To continue our discussion of value-added modeling, I’d like to point readers to the recently-released 2010 Brown Center Report on American Education. The overall theme of the report is to be cognizant of the strengths and limitations of any standardized assessment—domestic or international—when interpreting the resulting scores and rankings.
In this post I will focus on part 2 of this report, which describes two different regression models used to create a type of value-added measure of each state’s education system after controlling for each state’s demographic characteristics and prior academic achievement. In simpler terms, the model considers prior NAEP scores and demographic variables, predicts how well a state “should have” done, then looks at how well the state actually did and spits out a value-added number. These numbers were then normed so a state performing exactly as predicted would net a score of zero. States doing better than predicted would have a positive score and vice versa.
The first model uses all available NAEP scores through 2009. This is as much as 19 years of data for some states—state participation in NAEP was optional until 2003. The second model only uses scores from 2003-2009, when all states had to participate. The models are equally rigorous ways of looking at state achievement data, but they have slightly different emphases. To quote from the report:
The Model 1 analysis is superior in utilizing all state achievement data collected by NAEP. It analyzes trends over a longer period of time, up to nineteen years. But it may also produce biased estimates if states that willingly began participating in NAEP in the 1990s are different in some way than states that were compelled to join the assessment in 2003—and especially if that “some way” is systematically related to achievement….
Model 2 has the virtue of placing all states on equal footing, time-wise, by limiting the analysis to 2003-2009. But that six-year period may be atypical in NAEP’s history—No Child Left Behind dominated national policy discussions—and by discarding more than half of available NAEP data (all of the data collected before 2003), the model could produce misleading estimates of longer term correlations. (p. 16)
There are some similarities in the results from the two models. Seven states—Florida, Maryland, Massachusetts, Kentucky, New Jersey, Hawaii, and Pennsylvania—and the District of Columbia appear in the top ten of both models while five states—Iowa, Nebraska, West Virginia, and Michigan—appear in the bottom of both models.
However, there are also wild swings in the ratings and rankings of many states. Five states (or 10% of the sample) rise or fall in the rankings by 25 or more places—and there are only 51 places total. Fewer than half the states are placed into the same quintile in both models.
Keep in mind the two models are qualitatively similar, using the same demographic variables and the same outcome measure.

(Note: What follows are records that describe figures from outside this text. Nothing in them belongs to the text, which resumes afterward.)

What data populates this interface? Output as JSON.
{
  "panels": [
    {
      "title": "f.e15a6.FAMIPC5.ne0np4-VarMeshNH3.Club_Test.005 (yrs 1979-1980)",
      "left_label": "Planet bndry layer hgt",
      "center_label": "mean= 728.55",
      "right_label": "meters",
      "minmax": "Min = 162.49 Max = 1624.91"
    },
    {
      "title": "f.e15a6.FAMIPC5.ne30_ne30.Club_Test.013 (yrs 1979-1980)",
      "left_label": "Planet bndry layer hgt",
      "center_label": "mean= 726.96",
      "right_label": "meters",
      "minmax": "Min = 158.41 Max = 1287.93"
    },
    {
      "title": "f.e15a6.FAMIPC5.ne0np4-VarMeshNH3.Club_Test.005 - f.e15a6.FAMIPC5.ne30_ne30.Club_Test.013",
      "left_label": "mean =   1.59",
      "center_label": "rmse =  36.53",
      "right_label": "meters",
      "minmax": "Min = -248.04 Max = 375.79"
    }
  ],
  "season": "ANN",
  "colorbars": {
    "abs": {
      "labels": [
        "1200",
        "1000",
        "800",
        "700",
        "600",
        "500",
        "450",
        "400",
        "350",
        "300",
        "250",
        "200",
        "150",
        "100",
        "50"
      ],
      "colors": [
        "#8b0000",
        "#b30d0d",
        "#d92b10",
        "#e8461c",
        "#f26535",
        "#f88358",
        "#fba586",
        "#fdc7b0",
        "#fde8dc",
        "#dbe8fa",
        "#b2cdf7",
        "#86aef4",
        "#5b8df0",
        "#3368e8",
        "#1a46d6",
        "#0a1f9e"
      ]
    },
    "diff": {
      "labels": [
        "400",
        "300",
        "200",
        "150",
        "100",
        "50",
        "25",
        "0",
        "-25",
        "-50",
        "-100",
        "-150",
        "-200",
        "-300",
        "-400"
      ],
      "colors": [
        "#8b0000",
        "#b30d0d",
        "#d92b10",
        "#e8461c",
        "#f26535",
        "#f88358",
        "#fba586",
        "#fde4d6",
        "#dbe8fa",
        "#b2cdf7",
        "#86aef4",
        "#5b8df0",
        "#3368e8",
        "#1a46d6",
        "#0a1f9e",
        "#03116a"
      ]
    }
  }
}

The main difference is that Model 2 runs from a subset of the data for Model 1. A third model that included different measures and outcome variables could produce results that differ critically from both these models.
To further complicate things, a sharp drop in rankings from Model 1 to Model 2 can still reflect an absolute gain in student performance in that state, as can a negative value-added score. The Brown Report highlights New York as an example. Over all time, New York (which was an early adopter of the NAEP) gained an average of 0.74 NAEP scale points per year, compared to 0.65 NAEP scale points per year for the rest of the states. Over all time, New York’s gains on NAEP are greater than what the model predicted, with a value-added score of 0.58. But between 2003 and 2009, New York only gained 0.38 NAEP scale points per year, while the gains of other states held steady at 0.62. In this period, New York’s gains are less than what the model predicted, with a value-added score of -1.21. But in terms of absolute scores, New York finished better than it started, no matter which time frame you look at.
I wanted to focus on these regression models from the Brown Report because they clearly illustrate some of the problems with using value-added models for high-stakes decisions like teacher contracts and pay. While the large disparities in rankings caused by relatively small differences in the models are interesting to researchers trying to understand the underpinnings of education, they are also exactly why value-added modeling is difficult to defend as a fair and reliable method of teacher evaluation.